Regardless of severe neurological features caused by in-frame SPTAN1 mutations, no apparent visceral organ involvement is known. Only atrial septal defect in one patient and acquired myocarditis in another are seen. Exceptionally, one patient developed coloboma-like optic discs. It is not conclusive whether these complications were coincidence or can be explained by incomplete penetrance and variable expressivity of STPAN1 mutational effects. Identification and characterization of more patients with STPAN1 mutations would be required to investigate the phenotype spectrum and involvement of other organs.

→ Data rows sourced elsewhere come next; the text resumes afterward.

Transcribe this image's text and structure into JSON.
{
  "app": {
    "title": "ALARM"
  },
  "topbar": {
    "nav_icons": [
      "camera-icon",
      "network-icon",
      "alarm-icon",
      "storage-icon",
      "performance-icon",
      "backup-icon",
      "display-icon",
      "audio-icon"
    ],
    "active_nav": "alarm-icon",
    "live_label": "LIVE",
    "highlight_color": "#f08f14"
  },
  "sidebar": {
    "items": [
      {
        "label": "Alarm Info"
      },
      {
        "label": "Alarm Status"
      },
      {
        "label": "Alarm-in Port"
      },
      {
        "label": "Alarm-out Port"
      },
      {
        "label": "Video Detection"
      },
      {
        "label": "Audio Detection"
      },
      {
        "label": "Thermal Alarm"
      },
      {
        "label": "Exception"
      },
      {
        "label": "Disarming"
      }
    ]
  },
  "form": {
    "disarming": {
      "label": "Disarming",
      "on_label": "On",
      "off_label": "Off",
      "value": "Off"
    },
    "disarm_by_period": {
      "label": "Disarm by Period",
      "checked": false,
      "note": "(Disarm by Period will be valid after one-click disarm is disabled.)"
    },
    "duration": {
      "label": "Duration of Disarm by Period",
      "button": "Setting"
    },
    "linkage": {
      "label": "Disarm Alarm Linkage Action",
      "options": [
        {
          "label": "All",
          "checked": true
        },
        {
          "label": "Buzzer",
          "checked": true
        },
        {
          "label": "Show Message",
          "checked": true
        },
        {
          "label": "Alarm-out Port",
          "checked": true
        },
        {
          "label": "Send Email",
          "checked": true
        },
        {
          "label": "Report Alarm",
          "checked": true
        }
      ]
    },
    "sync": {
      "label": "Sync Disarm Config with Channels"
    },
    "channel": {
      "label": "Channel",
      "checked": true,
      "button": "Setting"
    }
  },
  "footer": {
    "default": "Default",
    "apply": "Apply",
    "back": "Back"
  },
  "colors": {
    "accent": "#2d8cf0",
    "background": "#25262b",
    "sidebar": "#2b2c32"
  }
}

The onset of epilepsy ranged from 3 weeks to 3 months of age in patients with West syndrome. In addition, one patient showed neonatal seizure that disappeared without specific treatment. Epileptic seizures were refractory to various antiepileptic drugs in all cases and to adrenocorticotrophic hormone or hydrocortisone in one case. Among the various antiepileptic drugs, clobazam, valproic acid and topiramate were partially effective in some patients. In addition to epileptic seizures, two patients showed dystonia or dystonic movement. Recently, choreoballistic movement and generalized tremor were reported in patients with STXBP1 mutations,35, 48, 51 and ARX and FOXG1 mutations are also associated with movement disorders.52, 53 In-frame SPTAN1 mutations may also be considered for epileptic encephalopathy and involuntary movements.

Conclusion

SPTAN1 encephalopathy has distinct clinical and neuroradiological phenotypes. Brainstem and cerebellar atrophy and cerebral hypomyelination, identified by MRI, are specific hallmarks of this disorder. These phenotypes are caused by in-frame SPTAN1 mutations in the C-terminal region that act in a dominant negative manner. Knowledge of clinical profiles and MRI features in SPTAN1 encephalopathy will help clinicians to perform efficient genetic testing and to identify SPTAN1 mutations.